- Born: c. 1946 Pittsburgh, Pennsylvania.
- Occupations: Railway engineer, labor leader
- Known for: President of the Brotherhood of Locomotive Engineers and Trainmen

= Edward W. Rodzwicz =

Edward W. Rodzwicz (born c. 1946) was President of the Brotherhood of Locomotive Engineers and Trainmen (BLET), a railway workers' union in the United States.

==Career==

Edward Rodzwicz is from Pittsburgh, Pennsylvania.
He joined the BLE in 1977 and became a Special Representative for the union in 1988.
He served in various positions on the Conrail General Committee of Adjustment.
In 1991 he was elected Alternate Vice-President, and in 1996 he was elected International Vice-President.
In September 2001 he was elected First Vice-President & Alternate President, the second position in the union's leadership.

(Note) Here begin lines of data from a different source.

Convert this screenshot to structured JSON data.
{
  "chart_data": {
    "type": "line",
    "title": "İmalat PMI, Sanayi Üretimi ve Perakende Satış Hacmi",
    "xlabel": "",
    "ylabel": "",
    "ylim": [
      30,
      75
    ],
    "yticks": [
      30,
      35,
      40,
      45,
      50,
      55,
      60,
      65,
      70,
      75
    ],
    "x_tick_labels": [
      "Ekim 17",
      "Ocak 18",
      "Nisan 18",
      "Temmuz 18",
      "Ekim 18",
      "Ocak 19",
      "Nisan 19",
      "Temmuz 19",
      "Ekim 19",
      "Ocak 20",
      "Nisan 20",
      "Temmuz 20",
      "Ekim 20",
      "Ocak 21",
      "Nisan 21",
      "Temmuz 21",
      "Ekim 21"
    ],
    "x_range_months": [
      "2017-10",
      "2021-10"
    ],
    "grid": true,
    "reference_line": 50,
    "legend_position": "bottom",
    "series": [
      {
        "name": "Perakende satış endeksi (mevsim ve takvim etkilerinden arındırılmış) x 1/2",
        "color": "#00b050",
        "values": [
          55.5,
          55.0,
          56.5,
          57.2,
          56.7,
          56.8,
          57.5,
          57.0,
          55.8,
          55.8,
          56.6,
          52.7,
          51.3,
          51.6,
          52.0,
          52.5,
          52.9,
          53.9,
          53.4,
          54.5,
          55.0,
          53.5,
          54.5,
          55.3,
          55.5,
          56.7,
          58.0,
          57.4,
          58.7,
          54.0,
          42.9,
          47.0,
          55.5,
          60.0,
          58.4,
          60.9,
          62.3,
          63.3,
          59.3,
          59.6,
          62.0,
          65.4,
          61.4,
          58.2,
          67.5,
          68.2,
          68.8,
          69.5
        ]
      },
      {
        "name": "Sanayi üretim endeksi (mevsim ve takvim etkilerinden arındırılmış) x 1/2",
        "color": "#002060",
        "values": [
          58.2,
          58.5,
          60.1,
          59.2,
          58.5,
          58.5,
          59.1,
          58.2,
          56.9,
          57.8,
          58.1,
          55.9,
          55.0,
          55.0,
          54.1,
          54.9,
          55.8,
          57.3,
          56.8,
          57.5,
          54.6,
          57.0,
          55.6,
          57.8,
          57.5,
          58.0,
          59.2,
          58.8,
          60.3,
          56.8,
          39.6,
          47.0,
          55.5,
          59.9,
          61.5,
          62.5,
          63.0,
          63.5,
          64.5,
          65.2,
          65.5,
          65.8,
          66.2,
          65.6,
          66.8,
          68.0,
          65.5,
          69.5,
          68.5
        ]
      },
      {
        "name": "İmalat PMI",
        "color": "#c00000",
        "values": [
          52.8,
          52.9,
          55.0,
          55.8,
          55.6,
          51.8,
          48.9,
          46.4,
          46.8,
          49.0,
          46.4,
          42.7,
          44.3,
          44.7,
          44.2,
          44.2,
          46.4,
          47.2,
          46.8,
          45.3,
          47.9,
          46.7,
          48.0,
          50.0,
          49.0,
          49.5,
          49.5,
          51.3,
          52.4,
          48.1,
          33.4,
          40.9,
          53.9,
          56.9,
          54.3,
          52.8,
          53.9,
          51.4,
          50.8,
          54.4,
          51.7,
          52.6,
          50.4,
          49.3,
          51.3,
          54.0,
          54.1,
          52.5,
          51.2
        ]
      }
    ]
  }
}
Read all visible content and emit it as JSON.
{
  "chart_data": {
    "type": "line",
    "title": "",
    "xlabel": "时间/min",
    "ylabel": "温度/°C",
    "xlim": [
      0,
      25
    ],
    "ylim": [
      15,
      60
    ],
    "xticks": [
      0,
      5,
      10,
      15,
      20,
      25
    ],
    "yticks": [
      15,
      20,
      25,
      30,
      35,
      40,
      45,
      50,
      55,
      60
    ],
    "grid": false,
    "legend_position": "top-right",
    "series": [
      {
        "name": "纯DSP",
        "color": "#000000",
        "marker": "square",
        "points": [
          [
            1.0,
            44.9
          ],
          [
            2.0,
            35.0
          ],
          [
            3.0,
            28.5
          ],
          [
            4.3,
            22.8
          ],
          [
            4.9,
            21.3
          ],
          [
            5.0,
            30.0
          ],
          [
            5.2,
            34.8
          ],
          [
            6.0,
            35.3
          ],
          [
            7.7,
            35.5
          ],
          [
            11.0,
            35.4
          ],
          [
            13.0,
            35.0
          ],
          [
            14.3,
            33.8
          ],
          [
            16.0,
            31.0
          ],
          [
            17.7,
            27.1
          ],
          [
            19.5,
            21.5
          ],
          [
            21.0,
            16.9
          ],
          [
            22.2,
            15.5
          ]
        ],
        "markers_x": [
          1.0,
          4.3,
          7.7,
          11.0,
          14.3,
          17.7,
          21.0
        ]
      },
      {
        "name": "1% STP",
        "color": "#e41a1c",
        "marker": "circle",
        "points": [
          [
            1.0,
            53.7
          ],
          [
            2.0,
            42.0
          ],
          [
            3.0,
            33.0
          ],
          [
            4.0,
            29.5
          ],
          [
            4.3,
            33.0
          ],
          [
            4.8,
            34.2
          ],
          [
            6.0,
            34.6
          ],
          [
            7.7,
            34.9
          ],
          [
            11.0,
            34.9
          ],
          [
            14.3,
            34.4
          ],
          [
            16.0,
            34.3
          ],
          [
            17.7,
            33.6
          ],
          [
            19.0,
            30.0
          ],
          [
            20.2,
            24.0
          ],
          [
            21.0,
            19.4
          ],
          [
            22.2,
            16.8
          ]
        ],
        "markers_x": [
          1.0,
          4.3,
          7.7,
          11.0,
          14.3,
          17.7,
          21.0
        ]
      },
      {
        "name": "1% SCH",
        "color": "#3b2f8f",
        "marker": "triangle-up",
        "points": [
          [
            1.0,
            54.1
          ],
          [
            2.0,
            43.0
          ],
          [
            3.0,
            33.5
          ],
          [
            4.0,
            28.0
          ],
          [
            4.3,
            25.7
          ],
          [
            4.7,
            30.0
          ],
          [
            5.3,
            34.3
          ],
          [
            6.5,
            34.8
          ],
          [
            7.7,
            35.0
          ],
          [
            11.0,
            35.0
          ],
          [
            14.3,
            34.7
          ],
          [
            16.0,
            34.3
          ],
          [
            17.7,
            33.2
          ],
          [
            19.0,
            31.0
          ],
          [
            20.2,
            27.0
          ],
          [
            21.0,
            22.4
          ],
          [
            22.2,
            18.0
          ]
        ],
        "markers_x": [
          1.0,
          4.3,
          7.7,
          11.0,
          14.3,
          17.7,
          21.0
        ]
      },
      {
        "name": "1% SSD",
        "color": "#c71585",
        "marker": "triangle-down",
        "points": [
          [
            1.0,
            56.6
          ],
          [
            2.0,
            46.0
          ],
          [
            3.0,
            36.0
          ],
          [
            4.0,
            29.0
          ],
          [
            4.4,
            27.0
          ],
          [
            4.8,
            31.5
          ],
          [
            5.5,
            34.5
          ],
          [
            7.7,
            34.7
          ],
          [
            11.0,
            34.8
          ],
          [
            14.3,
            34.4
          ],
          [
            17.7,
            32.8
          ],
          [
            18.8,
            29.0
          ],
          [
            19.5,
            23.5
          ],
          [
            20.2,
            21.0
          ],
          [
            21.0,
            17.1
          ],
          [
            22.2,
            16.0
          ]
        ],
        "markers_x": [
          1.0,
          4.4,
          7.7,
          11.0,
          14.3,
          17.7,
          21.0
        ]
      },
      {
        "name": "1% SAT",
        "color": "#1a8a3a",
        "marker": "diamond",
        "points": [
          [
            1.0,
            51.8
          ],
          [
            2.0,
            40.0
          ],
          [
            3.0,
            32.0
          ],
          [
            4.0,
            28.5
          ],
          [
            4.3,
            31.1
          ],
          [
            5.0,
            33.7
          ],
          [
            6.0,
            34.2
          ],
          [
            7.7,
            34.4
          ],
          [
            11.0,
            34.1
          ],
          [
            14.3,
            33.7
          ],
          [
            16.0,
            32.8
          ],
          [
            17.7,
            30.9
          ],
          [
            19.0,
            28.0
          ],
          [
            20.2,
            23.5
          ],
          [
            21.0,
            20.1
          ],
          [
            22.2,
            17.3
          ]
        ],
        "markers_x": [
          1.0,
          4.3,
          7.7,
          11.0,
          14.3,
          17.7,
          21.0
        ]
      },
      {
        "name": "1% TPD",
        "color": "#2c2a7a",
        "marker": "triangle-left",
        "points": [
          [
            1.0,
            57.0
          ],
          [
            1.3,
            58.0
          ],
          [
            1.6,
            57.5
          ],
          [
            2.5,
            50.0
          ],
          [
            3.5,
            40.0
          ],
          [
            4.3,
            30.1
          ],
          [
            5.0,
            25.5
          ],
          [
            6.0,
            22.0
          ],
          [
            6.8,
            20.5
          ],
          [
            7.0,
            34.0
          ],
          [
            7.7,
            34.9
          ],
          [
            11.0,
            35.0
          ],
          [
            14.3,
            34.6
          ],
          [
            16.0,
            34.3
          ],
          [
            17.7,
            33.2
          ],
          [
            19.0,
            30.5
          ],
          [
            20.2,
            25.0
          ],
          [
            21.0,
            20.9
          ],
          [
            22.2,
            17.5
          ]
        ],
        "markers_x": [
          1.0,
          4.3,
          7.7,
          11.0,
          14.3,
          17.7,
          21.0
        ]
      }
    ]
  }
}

In September 2007 a Teamsters oversight board accused the president of the union, Don Hahs, of embezzling $58,000 of union funds.
Hahs was suspended for a year.
Rodzwicz replaced him as President.
In October 2009 Rodzwicz was arrested on two charges of bribery.
It was alleged that he and another official had accepted cash payments from a Texan personal injury attorney in return for listing the attorney as a Designated Legal Counsel, which would make BLET members more likely to use the attorney's services.
Rodzwicz resigned on 13 November 2009.
He was then replaced by Paul Sorrow.
Rodzwicz pleaded guilty on two charges.
In September 2010, at the age of 64, he was sentenced to 18 months in a federal prison.